In order to compute a numerical solution of problem $\left(\mathcal{P}_s\right)$, after a discretization by finite differences, we use a grad-prox splitting on the following Augmented Energy:
\begin{equation*}
\mathcal{L}_{\lambda}\left(u,y\right)=\frac{\beta}{2}\norm{u}^2_{T}+\alpha_s \norm{y}_{1,T}+ \frac{\gamma}{2}\norm{Lu-z}_{T}^2+\frac{\delta}{2\lambda}\norm{Lu-y}_{T}^2.
\end{equation*}
Then,

Gradient step:

\begin{equation*}
\begin{split}
u_{k+1} & = u_k-\lambda_k \nabla_u \left[\frac{\beta}{2}\norm{u}^2_{T}+ \frac{\gamma}{2}\norm{Lu-z}_{T}^2+\frac{\delta}{2\lambda}\norm{Lu-y}_{T}^2 \right]\left(u_k\right) \\
& = u_k-\lambda_k \left[\beta u_k+\gamma L^*\left(Lu_k-z\right)+\frac{\delta}{\lambda_k}L^*\left(Lu_k-y_k\right)\right]\\
& = \left(1-\beta\lambda_k\right)u_k – B^*p_k,
\end{split}
\end{equation*}
where
\begin{equation*}
\begin{cases}
y_{u_k}’+Ay_{u_k}=Bu_k & \left(\Omega \times \left(0,T\right)\right)\\
y_{u_k}=0 & \left(\partial\Omega\times \left(0,T\right)\right)\\
y_{u_k}(0)=0 & \left(\Omega\right)
\end{cases}
\end{equation*}
and
\begin{equation*}
\begin{cases}
-p_k’+A^* p_k =\left(\gamma \lambda_k + \delta\right)y_{u_k}-\gamma \lambda_k z – \delta y_k & \left(\Omega \times \left(0,T\right)\right)\\
p_k=0 & \left(\partial\Omega\times \left(0,T\right)\right)\\
p_k(T)=0 & \left(\Omega\right).
\end{cases}
\end{equation*}

Proximal-point step:

\begin{equation*}
\begin{split}
y_{k+1}& =\argmin_{y\in L^2_T} \left\{\alpha_s \norm{y}_{1,T} + \frac{\delta}{2\lambda_k}\norm{y-Lu_{k+1}}_T^2+\frac{1}{2\lambda_k}\norm{y-y_k}_{T}^2\right\}\\
& = shrink(\tilde{y}_k,\tilde{\lambda}_k),
\end{split}
\end{equation*}
where we defined
\begin{eqnarray*}
\tilde{y}_k & = & \frac{y_k+\delta L u_{k+1}}{1+\delta};\\
\tilde{\lambda}_k & = & \frac{\alpha_s \lambda_k}{1+\delta}.
\end{eqnarray*}

Remark:

Computational experiments

In the following, we present the setting for the numerical experiments.

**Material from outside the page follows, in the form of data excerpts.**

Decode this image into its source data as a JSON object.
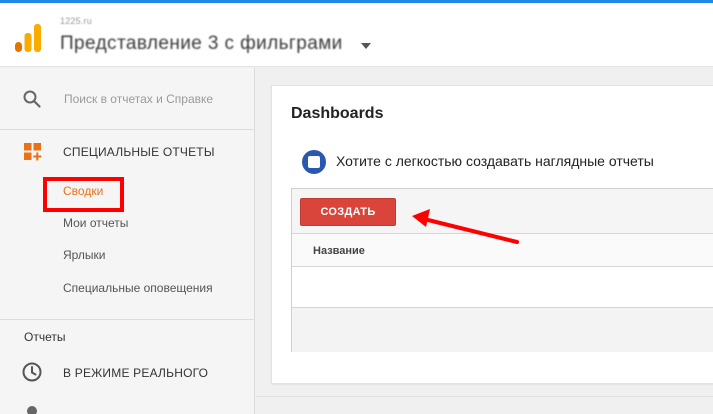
{
  "header": {
    "account_small": "1225.ru",
    "view_name": "Представление 3 с фильграми"
  },
  "sidebar": {
    "search_placeholder": "Поиск в отчетах и Справке",
    "custom_reports": {
      "title": "СПЕЦИАЛЬНЫЕ ОТЧЕТЫ",
      "items": [
        {
          "label": "Сводки",
          "active": true
        },
        {
          "label": "Мои отчеты"
        },
        {
          "label": "Ярлыки"
        },
        {
          "label": "Специальные оповещения"
        }
      ]
    },
    "reports_label": "Отчеты",
    "realtime_label": "В РЕЖИМЕ РЕАЛЬНОГО"
  },
  "main": {
    "title": "Dashboards",
    "promo_text": "Хотите с легкостью создавать наглядные отчеты",
    "create_label": "СОЗДАТЬ",
    "column_name": "Название"
  },
  "colors": {
    "accent_orange": "#e8711c",
    "create_red": "#d9453a",
    "annotation_red": "#ff0000",
    "top_bar_blue": "#1e88e5"
  }
}
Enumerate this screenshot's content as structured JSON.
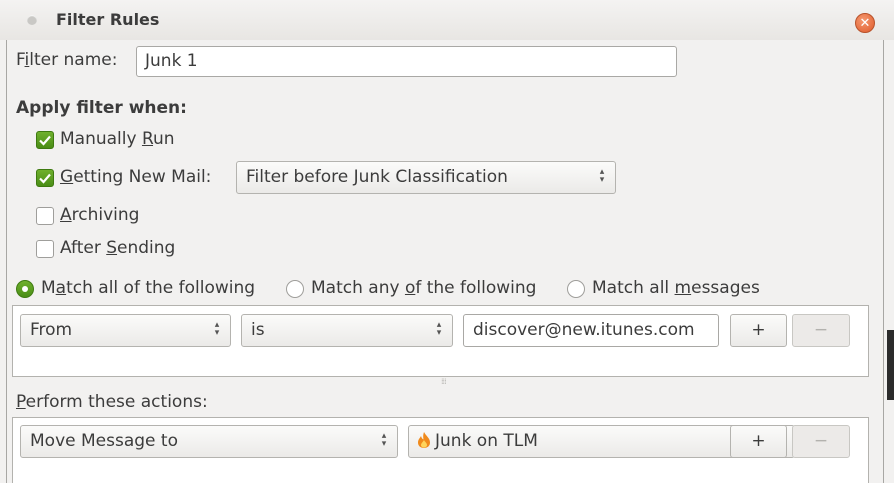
{
  "window": {
    "title": "Filter Rules"
  },
  "filter_name": {
    "label_pre": "F",
    "label_mn": "i",
    "label_post": "lter name:",
    "value": "Junk 1"
  },
  "apply": {
    "heading": "Apply filter when:",
    "manually_run": {
      "pre": "Manually ",
      "mn": "R",
      "post": "un",
      "checked": true
    },
    "getting_new_mail": {
      "pre": "",
      "mn": "G",
      "post": "etting New Mail:",
      "checked": true,
      "option": "Filter before Junk Classification"
    },
    "archiving": {
      "pre": "",
      "mn": "A",
      "post": "rchiving",
      "checked": false
    },
    "after_sending": {
      "pre": "After ",
      "mn": "S",
      "post": "ending",
      "checked": false
    }
  },
  "match": {
    "all": {
      "pre": "M",
      "mn": "a",
      "post": "tch all of the following",
      "selected": true
    },
    "any": {
      "pre": "Match any ",
      "mn": "o",
      "post": "f the following",
      "selected": false
    },
    "messages": {
      "pre": "Match all ",
      "mn": "m",
      "post": "essages",
      "selected": false
    }
  },
  "rule": {
    "field": "From",
    "operator": "is",
    "value": "discover@new.itunes.com",
    "add_label": "+",
    "remove_label": "−"
  },
  "grip": "⁞⁞⁞",
  "actions": {
    "label_pre": "",
    "label_mn": "P",
    "label_post": "erform these actions:",
    "action": "Move Message to",
    "target": "Junk on TLM",
    "add_label": "+",
    "remove_label": "−"
  },
  "colors": {
    "accent": "#5ea224",
    "close": "#e0642f"
  }
}
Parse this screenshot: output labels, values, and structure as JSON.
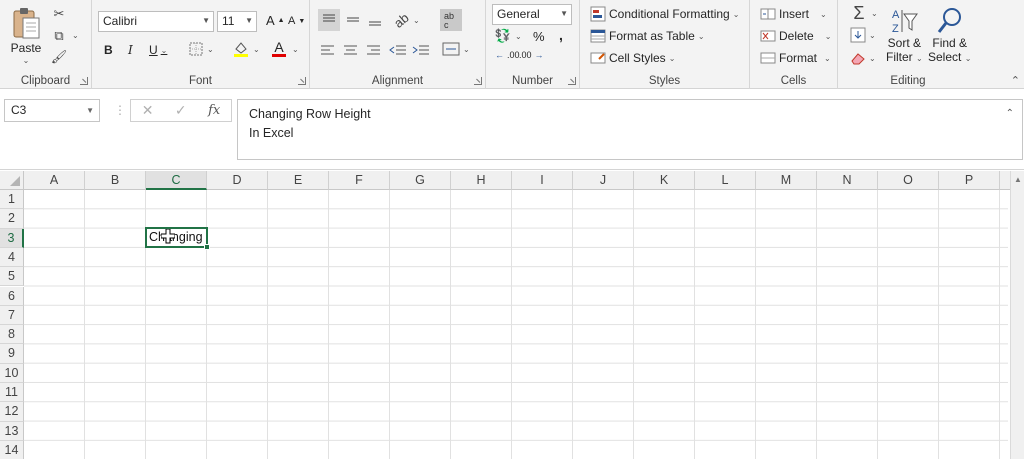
{
  "ribbon": {
    "clipboard": {
      "label": "Clipboard",
      "paste": "Paste"
    },
    "font": {
      "label": "Font",
      "font_name": "Calibri",
      "font_size": "11",
      "grow": "A",
      "shrink": "A",
      "bold": "B",
      "italic": "I",
      "underline": "U",
      "font_color": "A"
    },
    "alignment": {
      "label": "Alignment"
    },
    "number": {
      "label": "Number",
      "format": "General",
      "percent": "%",
      "comma": ",",
      "inc_decimal": ".00",
      "dec_decimal": ".00"
    },
    "styles": {
      "label": "Styles",
      "conditional": "Conditional Formatting",
      "format_table": "Format as Table",
      "cell_styles": "Cell Styles"
    },
    "cells": {
      "label": "Cells",
      "insert": "Insert",
      "delete": "Delete",
      "format": "Format"
    },
    "editing": {
      "label": "Editing",
      "sort_filter_1": "Sort &",
      "sort_filter_2": "Filter",
      "find_select_1": "Find &",
      "find_select_2": "Select"
    }
  },
  "formula_bar": {
    "name_box": "C3",
    "fx": "fx",
    "content_line1": "Changing Row Height",
    "content_line2": "In Excel"
  },
  "sheet": {
    "columns": [
      "A",
      "B",
      "C",
      "D",
      "E",
      "F",
      "G",
      "H",
      "I",
      "J",
      "K",
      "L",
      "M",
      "N",
      "O",
      "P"
    ],
    "rows": [
      "1",
      "2",
      "3",
      "4",
      "5",
      "6",
      "7",
      "8",
      "9",
      "10",
      "11",
      "12",
      "13",
      "14"
    ],
    "selected_column": "C",
    "selected_row": "3",
    "active_cell_text": "Changing"
  },
  "colors": {
    "accent": "#217346",
    "ribbon_bg": "#f3f3f3",
    "header_bg": "#f0f0f0"
  }
}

Spacial domain: $\Omega=\left(0,1\right)$;
Time interval: $\left[0,T\right]$, with $T=1$;
Weight-parameters: $\alpha_c=[0, 0.01]$, $\alpha_s=[0, 0.65]$, $\beta=0.0001$ and $\gamma=1$;
Trajectory target: $$z(x)=\mathcal{I}_{\left[x_a,x_b\right]},$$ where $x_a=1.7/3$, $x_b=3.5/4$;
Control operator: for $x_1=1/7$ and $x_2=4/5$,
$$B=\mathcal{I}_{\left[x_1,x_2\right]};$$
$A$ is the finite difference discretization of $-\Delta$;
Numerical grid: $N_x=300$ in space, $N_t=100$ in time.